ECONOMIA POLITICA - La moneda
LOS INCONVENIENTES PROVOCADOS POR EL
AUMENTO O DISMINUCION DEL
DINERO CUANDO PERMANECE CONSTANTE LA CANTIDAD DE BIENES
Podemos establecer, en general, que entre la cantidad total del dinero en cualquiera de sus
formas y la cantidad de bienes disponibles en el mercado, debe existir una regla fija de
proporcionalidad. Si dicha regla se quiebra, se presentan generalmente dos situaciones, a
cual peor: inflación, cuando se produce un aumento del dinero que excede de las
necesidades monetarias de la población, o dicho en otra forma, la cantidad de dinero es
superior a la cantidad de bienes disponibles; el dinero se envilece con respecto a los bienes,
lo que provoca el alza general de los precios con todos sus inconvenientes; y deflación, que
aparece generalmente cuando el período inflacionista ha llegado al máximo, al producirse
una severa restricción de la cantidad de moneda, y provocando con ello la baja del nivel
general de los precios, con lo cual se entra en un período de depresión.

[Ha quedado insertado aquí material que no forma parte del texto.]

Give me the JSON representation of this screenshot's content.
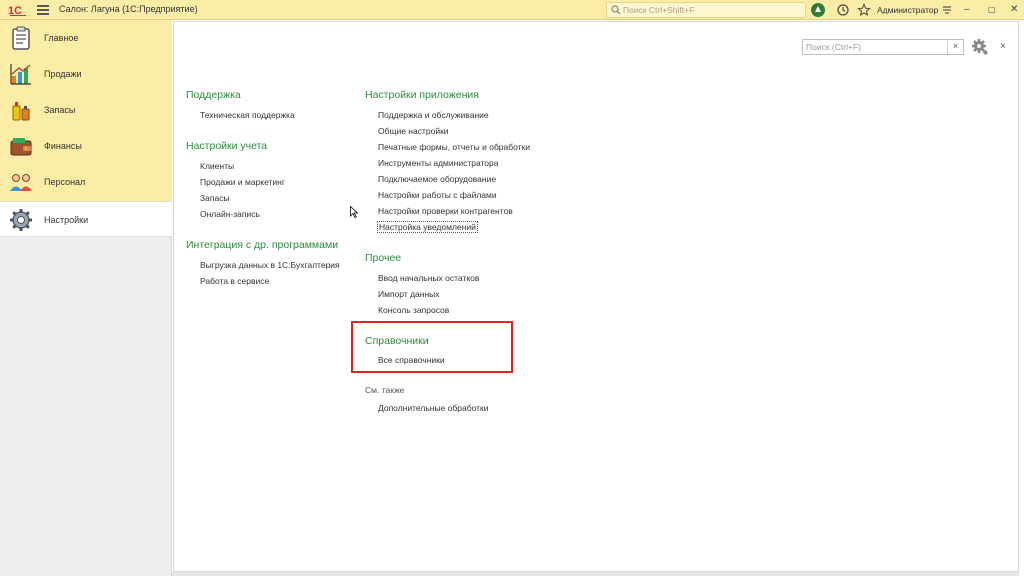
{
  "app": {
    "title": "Салон: Лагуна  (1С:Предприятие)",
    "search_placeholder": "Поиск Ctrl+Shift+F",
    "user": "Администратор",
    "brand_color": "#fbeca6"
  },
  "sidebar": {
    "items": [
      {
        "label": "Главное",
        "icon": "clipboard-icon"
      },
      {
        "label": "Продажи",
        "icon": "chart-icon"
      },
      {
        "label": "Запасы",
        "icon": "products-icon"
      },
      {
        "label": "Финансы",
        "icon": "wallet-icon"
      },
      {
        "label": "Персонал",
        "icon": "people-icon"
      },
      {
        "label": "Настройки",
        "icon": "gear-icon",
        "active": true
      }
    ]
  },
  "form": {
    "search_placeholder": "Поиск (Ctrl+F)",
    "clear": "×",
    "close": "×"
  },
  "sections": {
    "support": {
      "title": "Поддержка",
      "links": [
        "Техническая поддержка"
      ]
    },
    "accounting": {
      "title": "Настройки учета",
      "links": [
        "Клиенты",
        "Продажи и маркетинг",
        "Запасы",
        "Онлайн-запись"
      ]
    },
    "integration": {
      "title": "Интеграция с др. программами",
      "links": [
        "Выгрузка данных в 1С:Бухгалтерия",
        "Работа в сервисе"
      ]
    },
    "app_settings": {
      "title": "Настройки приложения",
      "links": [
        "Поддержка и обслуживание",
        "Общие настройки",
        "Печатные формы, отчеты и обработки",
        "Инструменты администратора",
        "Подключаемое оборудование",
        "Настройки работы с файлами",
        "Настройки проверки контрагентов",
        "Настройка уведомлений"
      ]
    },
    "other": {
      "title": "Прочее",
      "links": [
        "Ввод начальных остатков",
        "Импорт данных",
        "Консоль запросов"
      ]
    },
    "directories": {
      "title": "Справочники",
      "links": [
        "Все справочники"
      ]
    },
    "see_also": {
      "title": "См. также",
      "links": [
        "Дополнительные обработки"
      ]
    }
  },
  "highlight_color": "#e02424"
}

Analicemos las causas originales de estos hechos. Cuando se operaba por trueque, no se
podía obtener nada si no se daba en cambio cierto bien o cierto trabajo. Es evidente que al
introducir la moneda en los cambios, dicha condición no ha podido haber variado en
absoluto. El dinero sólo es un intermediario entre dos bienes que se cambian. Por lo tanto,
la moneda debe estar respaldada por bienes; si el bien no existe, aquélla tampoco debe
existir. Como dice Baudin, el primer acto normal que pone en marcha una circulación
monetaria es un acto de producción, pues yo no puedo esperar obtener cosa alguna en
especie o en moneda, si no proporciono en cambio una utilidad.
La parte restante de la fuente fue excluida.